For Buffett and Peter Lynch, who are famous in the financial field, they want to learn financial management. The average annual return rate of their investment is about 23% and 35%. Maybe it is much higher than the average profit, but it is not the level of profiteering. It’s just a long time, and the accumulated property is quite impressive and enviable. Generally speaking, the periodicity of the securities market is very obvious. The ups and downs are commonplace. The investment friends should bear in mind that they are not happy with things, not for their own sorrow. Although investment and financial management are not profitable, they are full of reasonable profits. If you are able to use your wisdom and invest in a stable return, you will be able to become a master of investment and financial management. Instead of timing
small money investment, fish and bear's paw can both have
Some people think that financial management is a patent of rich people, they are only the ones who receive the salary, what is good for money? Perhaps worrying that once it enters the financial field, it will affect the original quality of life, so it has not taken the first step. However, one of the old sayings of the people is that there is a deep feeling.

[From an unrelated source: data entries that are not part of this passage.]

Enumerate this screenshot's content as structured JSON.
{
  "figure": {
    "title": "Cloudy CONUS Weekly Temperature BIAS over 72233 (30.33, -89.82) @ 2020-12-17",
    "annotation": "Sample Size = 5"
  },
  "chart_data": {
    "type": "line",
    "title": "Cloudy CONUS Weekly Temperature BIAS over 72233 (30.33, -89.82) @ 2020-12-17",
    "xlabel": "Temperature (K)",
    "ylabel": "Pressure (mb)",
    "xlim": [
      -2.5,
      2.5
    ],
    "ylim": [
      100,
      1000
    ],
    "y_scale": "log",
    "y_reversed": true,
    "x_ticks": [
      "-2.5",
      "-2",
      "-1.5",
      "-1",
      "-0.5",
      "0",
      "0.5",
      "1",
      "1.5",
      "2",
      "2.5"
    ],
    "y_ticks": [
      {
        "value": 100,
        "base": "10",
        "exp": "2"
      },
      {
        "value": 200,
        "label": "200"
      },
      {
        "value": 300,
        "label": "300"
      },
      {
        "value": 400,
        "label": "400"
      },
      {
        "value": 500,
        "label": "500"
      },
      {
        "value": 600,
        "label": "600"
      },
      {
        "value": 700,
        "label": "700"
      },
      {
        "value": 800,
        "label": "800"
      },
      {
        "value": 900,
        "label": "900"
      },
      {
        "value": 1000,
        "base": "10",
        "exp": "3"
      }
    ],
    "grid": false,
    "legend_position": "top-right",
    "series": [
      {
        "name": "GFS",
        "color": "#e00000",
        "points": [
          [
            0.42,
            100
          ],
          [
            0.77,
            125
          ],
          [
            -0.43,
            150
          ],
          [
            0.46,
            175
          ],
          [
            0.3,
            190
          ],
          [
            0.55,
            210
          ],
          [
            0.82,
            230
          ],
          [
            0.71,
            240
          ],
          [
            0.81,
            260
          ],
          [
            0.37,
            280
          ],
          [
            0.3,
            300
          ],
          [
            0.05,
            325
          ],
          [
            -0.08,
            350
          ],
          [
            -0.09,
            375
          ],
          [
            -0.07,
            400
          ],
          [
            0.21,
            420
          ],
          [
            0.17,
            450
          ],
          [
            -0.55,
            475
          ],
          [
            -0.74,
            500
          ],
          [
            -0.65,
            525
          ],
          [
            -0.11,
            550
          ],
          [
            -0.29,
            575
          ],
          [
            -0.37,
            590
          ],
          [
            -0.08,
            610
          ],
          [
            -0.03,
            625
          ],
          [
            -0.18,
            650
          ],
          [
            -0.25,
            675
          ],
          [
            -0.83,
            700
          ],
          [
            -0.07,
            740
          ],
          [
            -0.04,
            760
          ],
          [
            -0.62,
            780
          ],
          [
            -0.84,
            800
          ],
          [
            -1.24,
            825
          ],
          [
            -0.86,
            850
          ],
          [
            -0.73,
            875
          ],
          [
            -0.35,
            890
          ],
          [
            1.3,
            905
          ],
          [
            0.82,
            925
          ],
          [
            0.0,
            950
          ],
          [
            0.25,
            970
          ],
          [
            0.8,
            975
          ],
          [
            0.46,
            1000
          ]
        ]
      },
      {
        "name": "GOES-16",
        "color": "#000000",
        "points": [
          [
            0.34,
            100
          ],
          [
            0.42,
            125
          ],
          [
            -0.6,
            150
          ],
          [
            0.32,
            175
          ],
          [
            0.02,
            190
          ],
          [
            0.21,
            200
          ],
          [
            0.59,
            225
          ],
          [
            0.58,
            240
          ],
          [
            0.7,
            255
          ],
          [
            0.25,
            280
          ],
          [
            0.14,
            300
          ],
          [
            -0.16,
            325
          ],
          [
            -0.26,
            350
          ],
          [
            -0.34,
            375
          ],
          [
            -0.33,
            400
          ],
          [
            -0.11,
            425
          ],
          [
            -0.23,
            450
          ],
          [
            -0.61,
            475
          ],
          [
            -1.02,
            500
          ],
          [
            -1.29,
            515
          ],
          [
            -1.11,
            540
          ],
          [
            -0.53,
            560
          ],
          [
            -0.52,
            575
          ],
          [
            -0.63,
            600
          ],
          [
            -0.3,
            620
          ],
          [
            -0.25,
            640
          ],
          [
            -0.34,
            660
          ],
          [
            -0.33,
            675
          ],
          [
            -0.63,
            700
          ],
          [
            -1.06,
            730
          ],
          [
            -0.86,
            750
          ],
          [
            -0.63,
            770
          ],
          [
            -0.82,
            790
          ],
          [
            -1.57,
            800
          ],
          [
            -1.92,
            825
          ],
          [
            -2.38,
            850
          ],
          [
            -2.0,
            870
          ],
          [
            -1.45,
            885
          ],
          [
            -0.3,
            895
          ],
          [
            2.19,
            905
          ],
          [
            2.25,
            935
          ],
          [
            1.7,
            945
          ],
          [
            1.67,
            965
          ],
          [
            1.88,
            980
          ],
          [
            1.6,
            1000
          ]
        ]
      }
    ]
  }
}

Some financial experts suggest that you use a 1:10 ratio to manage your finances, that is, you can take out the financial management of one of the monthly salary. This is a very good financial management method. It is easy to eat two exquisite foods or buy two new clothes. Looking at the current financial tools, these small money can invest in fixed-term open-end funds, and more conservative investors can also participate in the bank's deposit and lending activities, so that it does not affect the ordinary life, but also allows you to have The potential to improve the quality of life in the future. Take the annual festival or birthday gift as an example. If you decide to buy a small gift of one or two thousand, it may not be an extra burden to pay for the money earned by the investment fund over the past few months. In summary, there is definitely a chance for small money to accumulate into big money, but it depends on whether you have the right ideas and wishes for financial management.